“It has always seemed to Starlight that words had edges to them. Not so much like endings or finalities but more like where they stopped. There was an edge there like the lip of a cliff where words came to teeter, the brink of their flow sudden, exhilarating in the shock of the drop at their feet, so that everything was out of balance for an instant. […] His taciturn nature was built on the grounding act of silence until he could parse the next right thing to say. Right then, he couldn’t, so he allowed the talk to dwindle and they drove on in silence.”
from Richard Wagamese’s Starlight
I remember the first time I read the jacket of Richard Wagamese’s Starlight. I was still working at the library and I held the unfinished novel in my hands, making a mental note to add it to my ‘wish list’ once I finished work – it’s been on my list ever since and I am so happy I finally got around to reading it back in December.

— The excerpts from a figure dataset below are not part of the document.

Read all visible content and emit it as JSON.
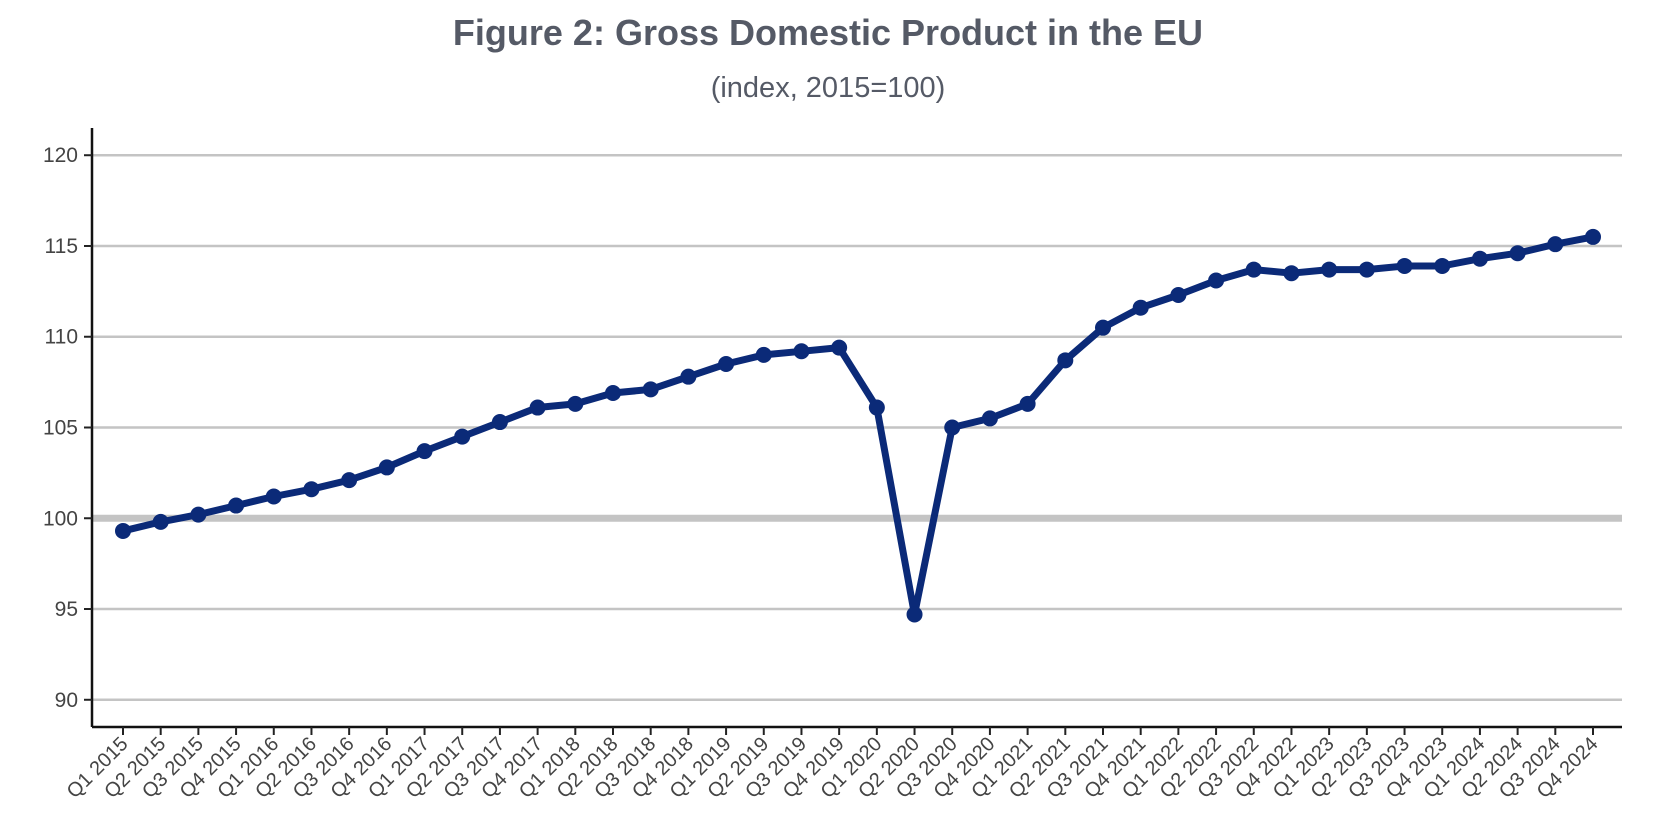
{
  "chart_data": {
    "type": "line",
    "title": "Figure 2: Gross Domestic Product in the EU",
    "subtitle": "(index, 2015=100)",
    "xlabel": "",
    "ylabel": "",
    "ylim": [
      88.5,
      121.5
    ],
    "yticks": [
      90,
      95,
      100,
      105,
      110,
      115,
      120
    ],
    "reference_line": 100,
    "grid": "horizontal",
    "line_color": "#0b2a78",
    "categories": [
      "Q1 2015",
      "Q2 2015",
      "Q3 2015",
      "Q4 2015",
      "Q1 2016",
      "Q2 2016",
      "Q3 2016",
      "Q4 2016",
      "Q1 2017",
      "Q2 2017",
      "Q3 2017",
      "Q4 2017",
      "Q1 2018",
      "Q2 2018",
      "Q3 2018",
      "Q4 2018",
      "Q1 2019",
      "Q2 2019",
      "Q3 2019",
      "Q4 2019",
      "Q1 2020",
      "Q2 2020",
      "Q3 2020",
      "Q4 2020",
      "Q1 2021",
      "Q2 2021",
      "Q3 2021",
      "Q4 2021",
      "Q1 2022",
      "Q2 2022",
      "Q3 2022",
      "Q4 2022",
      "Q1 2023",
      "Q2 2023",
      "Q3 2023",
      "Q4 2023",
      "Q1 2024",
      "Q2 2024",
      "Q3 2024",
      "Q4 2024"
    ],
    "values": [
      99.3,
      99.8,
      100.2,
      100.7,
      101.2,
      101.6,
      102.1,
      102.8,
      103.7,
      104.5,
      105.3,
      106.1,
      106.3,
      106.9,
      107.1,
      107.8,
      108.5,
      109.0,
      109.2,
      109.4,
      106.1,
      94.7,
      105.0,
      105.5,
      106.3,
      108.7,
      110.5,
      111.6,
      112.3,
      113.1,
      113.7,
      113.5,
      113.7,
      113.7,
      113.9,
      113.9,
      114.3,
      114.6,
      115.1,
      115.5
    ]
  }
}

The first few chapters alternate between our protagonist, Frank Starlight, and a mother, Emmy, and daughter, Winnie, not too far away who are running from a dangerously abusive relationship. Wagamese sets them as two separate points on a map, having them inch closer and closer together as we move further into the novel. There is a tension and an eagerness to have them meet and to bring all three of them together as we read through each page. Wagamese builds towards this first encounter and what follows is a story of family, friends, and the home one finds in different places and faces than the ones they grew up in and with. It is a story of connection and communication, of language and dialogue, of the intimacy that comes from sharing a moment or a few hours of silence, and the intuitive connection formed with the natural environment and those we come to regard as family.
Richard Wagamese, an Ojibway author from the Wabaseemoong First Nation in Northwestern Ontario, passed away in 2017 before completing this novel. The story of Starlight, Emmy, and Winnie certainly comes to a sudden halt, but the inclusion of certain materials following the novel offers somewhat of a conclusion without grounding it in one specific ending. The publisher has included the end of a short story and an essay by the author, as well as hints of what Wagamese had in mind for the novel, which were pieced together from what his friends recalled from their own discussions with the author. We see the potential roots of Starlight in one of Wagamese’s stories and one of his essays, we are able to trace some of the qualities of these works towards the novel, which seems to brilliantly reveal the weaving and interweaving of creative written works in this one final unfinished novel, Starlight.
I read Wagamese’s Starlight well over a month ago in one sitting, in one ‘this book is unputdownable’ moment, and I still think about the characters and the family and friendship they found in and amongst themselves.